Finance Minister Dwight Duncan and Premier Dalton McGuinty have recently publicly contemplated the termination of contractual revenue-sharing agreements with Ontario’s racetracks. This termination would significantly undermine the success and viability of the horse racing industry, and effectively reduce many of the spinoff benefits our province enjoys. It is my belief that both Duncan and McGuinty’s logic is flawed, and they and their advisers have not been diligent and thorough with respect to this recommendation.
Horse racing in Ontario is one of the most widely accessible and highly attended professional sports in the province with an infrastructure of 17 racetracks, providing both entertainment and significant employment to numerous communities across the province.
Ontario’s racetracks joined into “slots at racetracks” partnerships with the province starting in 1998. These agreements allowed the province to utilize the existing facilities and benefit from the captured clientele base of the racetracks in order to economically expedite expanded gaming revenue for the province’s benefit. The “slots at racetracks” program has proved to be very profitable and mutually beneficial; the province (through Ontario Lottery and Gaming Corporation) receives 75 per cent of revenues, the local municipality receives 5 per cent, the host racetrack receives 10 per cent, and the horse people receive 10 per cent.
Horse racing has vastly different economic implications in our province than other types of alternative gambling. Horse racing is labour- and capital-intensive by nature; as a result, it directly stimulates employment and consumerism. Through associated businesses, the industry also attracts a significant injection of highly desirable and sought-after foreign capital.
Contrastingly, other forms of gambling such as casinos have very few positive economic implications, locally and provincially, except for the direct revenues that are primarily earned from domestic sources (i.e. the existing taxpayer base).
Ontario’s horse racing industry reportedly directly impacts approximately 60,000 jobs across the province. Moreover, horse racing is the second largest agricultural industry in the province. Associated industries and taxpaying businesses that rely on this industry’s success include feed companies, construction, fabricators, trailer manufacturers, transportation companies, veterinarians, hay and crop farmers and insurance brokers. More directly, horse trainers, breeding and boarding farms, horse drivers and jockeys, blacksmiths and training centres are tied to the success, or not, of the horse racing industry.
If the current agreements are aborted, many such taxpaying businesses will be destroyed and no longer be able to contribute to Ontario’s already troubled economy.

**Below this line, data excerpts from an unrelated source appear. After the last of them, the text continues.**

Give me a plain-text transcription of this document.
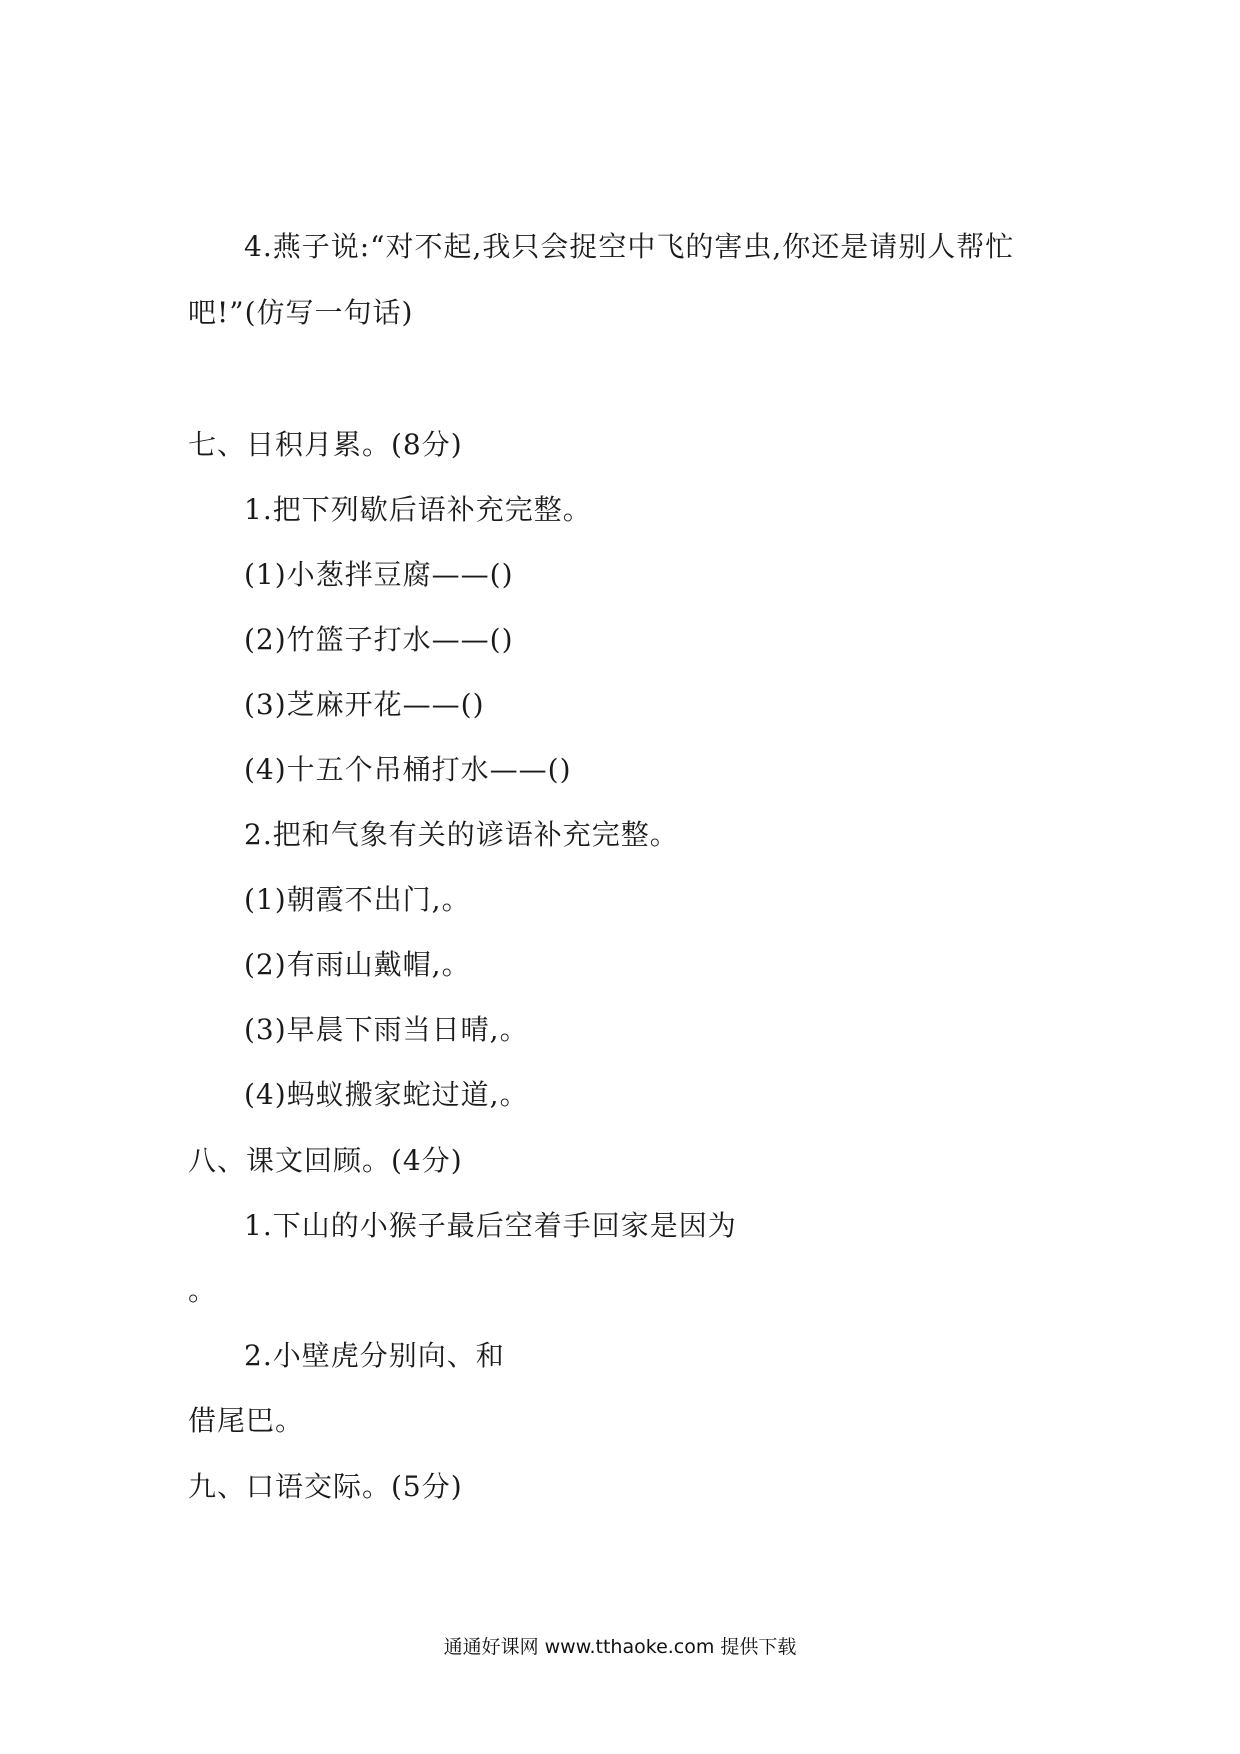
4.燕子说:“对不起,我只会捉空中飞的害虫,你还是请别人帮忙
吧!”(仿写一句话)
七、日积月累。(8分)
1.把下列歇后语补充完整。
(1)小葱拌豆腐——()
(2)竹篮子打水——()
(3)芝麻开花——()
(4)十五个吊桶打水——()
2.把和气象有关的谚语补充完整。
(1)朝霞不出门,。
(2)有雨山戴帽,。
(3)早晨下雨当日晴,。
(4)蚂蚁搬家蛇过道,。
八、课文回顾。(4分)
1.下山的小猴子最后空着手回家是因为
。
2.小壁虎分别向、和
借尾巴。
九、口语交际。(5分)
通通好课网 www.tthaoke.com 提供下载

From an environmental perspective, Ontario’s breeding farms, crop farmers, training centres and boarding farms utilize and protect thousands of acres of environmentally sensitive green space.
At a time when the Canadian dollar hovers near parity with the U.S. dollar, it is very difficult to stimulate investment and injection of foreign capital into the Ontario economy. The horse racing industry in Ontario is one of very few industries able to overcome the effects of our strengthening dollar. As a global leader, the horse racing industry (specifically, the harness racing industry) in Ontario continues to attract increased investment and expenditure from foreign sources, primarily American investment, but as far reaching as Sweden and New Zealand.
Ontario is a premier harness racing destination internationally. This results in foreign injections into our economy of millions of dollars in stud fees paid to Ontario breeding farms and stallion owners for breeding of Ontario-registered stallions, purchases of Ontario-bred horses by foreign buyers, boarding fees paid for internationally owned horses in Ontario, as well as training fees, veterinary charges and blacksmith charges paid to Ontario businesses.
Indeed, Ontario’s horse racing industry provides tangible long-term benefits by contributing to the sustainability of many diverse industries and sources of employment. It is obvious that if the provincial government advanced a plan to reduce the revenue sharing agreements with the racetracks and racing industry, there would be serious and broadly felt consequences.
—Aaron Waxman lives in Hamilton. He is a racehorse owner and horseracing fan.